At the start of every shift I go through walking rounds with the night nurse where I greet each patient and explain that I will be caring for them today. And every morning, just before I enter a room I feel a moment of trepidation.
Are they stable right now? Are they responsive? Is their family going to harass me with questions to which I don't know the answer? Will they critique the way I care for them? Are they comparing me to the night nurse? Will I know what to do should they code?
And things do happen. Patients code. Their families ask me to diagnose their loved ones. Doctors yell at me for calling them over trivial things.
For a while I tried to stop myself from feeling this way. Stop being scared, Jess. You work on a critical care floor. These people are sick and many are getting sicker. Wishing things would go smoothly is a pipe dream.
If only my sensitive heart could stand to be criticized. I am not the sort of person who cannot take responsibility for my actions. I can and do. But I have a hard time moving on. I punish myself over and over for making even the slightest mistake.

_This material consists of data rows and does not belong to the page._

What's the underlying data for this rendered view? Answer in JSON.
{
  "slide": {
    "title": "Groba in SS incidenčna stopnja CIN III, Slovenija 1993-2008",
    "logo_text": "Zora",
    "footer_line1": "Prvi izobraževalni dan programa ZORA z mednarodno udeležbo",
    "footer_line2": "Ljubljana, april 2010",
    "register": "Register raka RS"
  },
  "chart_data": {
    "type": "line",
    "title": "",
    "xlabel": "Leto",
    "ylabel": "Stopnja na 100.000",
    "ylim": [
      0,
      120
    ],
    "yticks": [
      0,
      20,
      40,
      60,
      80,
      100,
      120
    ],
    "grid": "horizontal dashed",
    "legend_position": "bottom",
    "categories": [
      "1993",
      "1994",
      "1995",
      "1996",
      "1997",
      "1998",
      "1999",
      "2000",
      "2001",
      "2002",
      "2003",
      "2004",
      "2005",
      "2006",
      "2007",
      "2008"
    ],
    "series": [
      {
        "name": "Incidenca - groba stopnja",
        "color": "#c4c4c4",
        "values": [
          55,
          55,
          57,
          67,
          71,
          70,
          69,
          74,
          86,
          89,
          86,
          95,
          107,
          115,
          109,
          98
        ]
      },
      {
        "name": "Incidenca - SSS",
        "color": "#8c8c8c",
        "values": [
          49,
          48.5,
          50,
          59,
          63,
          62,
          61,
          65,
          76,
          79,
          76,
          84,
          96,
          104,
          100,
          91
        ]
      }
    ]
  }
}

I know I am in the right place for me. I am great at thinking critically under pressure. I am excellent at recognizing subtle changes in a patient's condition. Someone pointed out that I call MRT (Medical Response Team) too much. But I submit that I call when I see a patient going south, and doing so, often prevents them from coding or going to the Unit. Perhaps I do from time to time call a doctor unnecessarily, but I'd rather be overly cautious when lives are in my hands. So yell away, doctors, I'm doing the best job I know how. I'm giving everything I have to the care of my patients.
And I have decided my theme is now courage.
My husband told me courage is not being fearless. It's being scared but doing it anyway. The serenity prayer comes to mind here. I must accept the things I cannot change, change the things I can, and recognize the difference. I'm cultivating the courage to open that door, assess that patient, and face what challenges lie ahead.